Y nos quedamos en silencio. Lo único que podíamos escuchar era el sonido de los grillos y de nuestras respiraciones. Ni siquiera escuchábamos la música de la fiesta de lo lejos que la habíamos dejado. Olía a humo de chimenea. Observé a la chica, con el pelo de color azabache, los ojos verdes y un rostro desconocido. Las estrellas estaban en las mismas posiciones de siempre, pero extrañamente, sentía que estaban más cerca que nunca.
-¿Tú también sientes que las estrellas están más cerca que nunca...? -Preguntó girándose para verme. Pero se encontró con mi mirada. 
Sin darme cuenta, me había acercado a ella. Mi corazón latía muy rápido, mucho más rápido de lo normal. Y, casi sin darnos tiempo a pensar en ello, sus labios tocaron los míos. Tenía sabor a chocolate. Solo podía escuchar su respiración. En seguida nos separamos. Buenom mejor dicho, se separó. Todo rastro de conversación desapareció. Y, cuando me dio tiempo a darme cuenta de lo que acababa de suceder, me quedé sin palabras. Me puse rojo como un tomate. ¿Había dado mi primer beso?

Ellen Foster:
Había dado mi primer beso. Casi sin haberme dado cuenta. Simplemente... Había sucedido. Traté de hablar. Decir algo. Una simple palabra. Pero no podía. Me había quedado muda.
Me levanté, susurré un "lo siento" y comencé a correr. Salí de ahí lo más rápido que pude. Y, me vino a la mente mi conversación con Sarah de aquella misma tarde. Para esto sí que habrían venido bien las zapatillas de deporte...

Aaron Russel:
Y salió corriendo. Así sin más. Desapareció. No sabía ni siquiera si sería capaz de orientarse para volver a la multitud. Podía correr tras ella. Podía hacer eso. O podía quedarme ahí. Enfrentarme a esa situación en otro momento. 
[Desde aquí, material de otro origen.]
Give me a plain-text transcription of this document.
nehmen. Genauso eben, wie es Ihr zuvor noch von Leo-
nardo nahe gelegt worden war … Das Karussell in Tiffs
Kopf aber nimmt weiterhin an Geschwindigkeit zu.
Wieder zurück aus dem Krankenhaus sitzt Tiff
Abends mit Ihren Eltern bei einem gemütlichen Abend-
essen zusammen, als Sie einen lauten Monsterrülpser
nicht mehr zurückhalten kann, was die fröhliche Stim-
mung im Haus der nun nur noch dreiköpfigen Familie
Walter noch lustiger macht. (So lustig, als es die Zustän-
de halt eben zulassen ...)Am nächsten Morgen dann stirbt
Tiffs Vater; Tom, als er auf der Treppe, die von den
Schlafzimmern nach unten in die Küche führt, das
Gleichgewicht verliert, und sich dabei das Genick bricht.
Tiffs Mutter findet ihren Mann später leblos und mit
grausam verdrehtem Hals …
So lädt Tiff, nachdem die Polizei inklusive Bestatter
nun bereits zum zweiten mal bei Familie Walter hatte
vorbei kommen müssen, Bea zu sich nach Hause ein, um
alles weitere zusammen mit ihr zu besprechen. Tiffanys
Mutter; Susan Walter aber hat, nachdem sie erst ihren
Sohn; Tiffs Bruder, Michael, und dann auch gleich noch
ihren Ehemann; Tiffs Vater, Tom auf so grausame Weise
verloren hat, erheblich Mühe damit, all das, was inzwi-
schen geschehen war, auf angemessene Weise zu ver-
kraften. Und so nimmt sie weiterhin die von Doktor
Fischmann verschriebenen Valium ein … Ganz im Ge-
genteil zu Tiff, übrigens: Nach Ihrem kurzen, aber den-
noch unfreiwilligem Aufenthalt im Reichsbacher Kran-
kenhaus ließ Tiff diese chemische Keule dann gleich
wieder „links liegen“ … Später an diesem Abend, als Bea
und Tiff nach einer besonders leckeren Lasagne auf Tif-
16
Prefería mil veces la primera opción. Debía hacer eso para evitar arrepentirme después. Pero no lo hice. Mis piernas no se movieron. Sigo sin entender las razones de ello. Quizá mi yo interno respetó la opinión de la chica al salir corriendo. Quizá era demasiado cobarde como para enfrentarme a ella en ese momento. Pero no iba a perderla por eso. Estaba seguro de ello.
   Continuará...

Buenas tardes, noches o días, dependiendo de cuándo estés leyendo este capítulo... :-)
Espero que os haya gustado. Jejeje... La verdad es que cada vez que avanzo en la historia, me doy cuenta de que me está quedando un poco... muy... bastante... demasiado... cliché.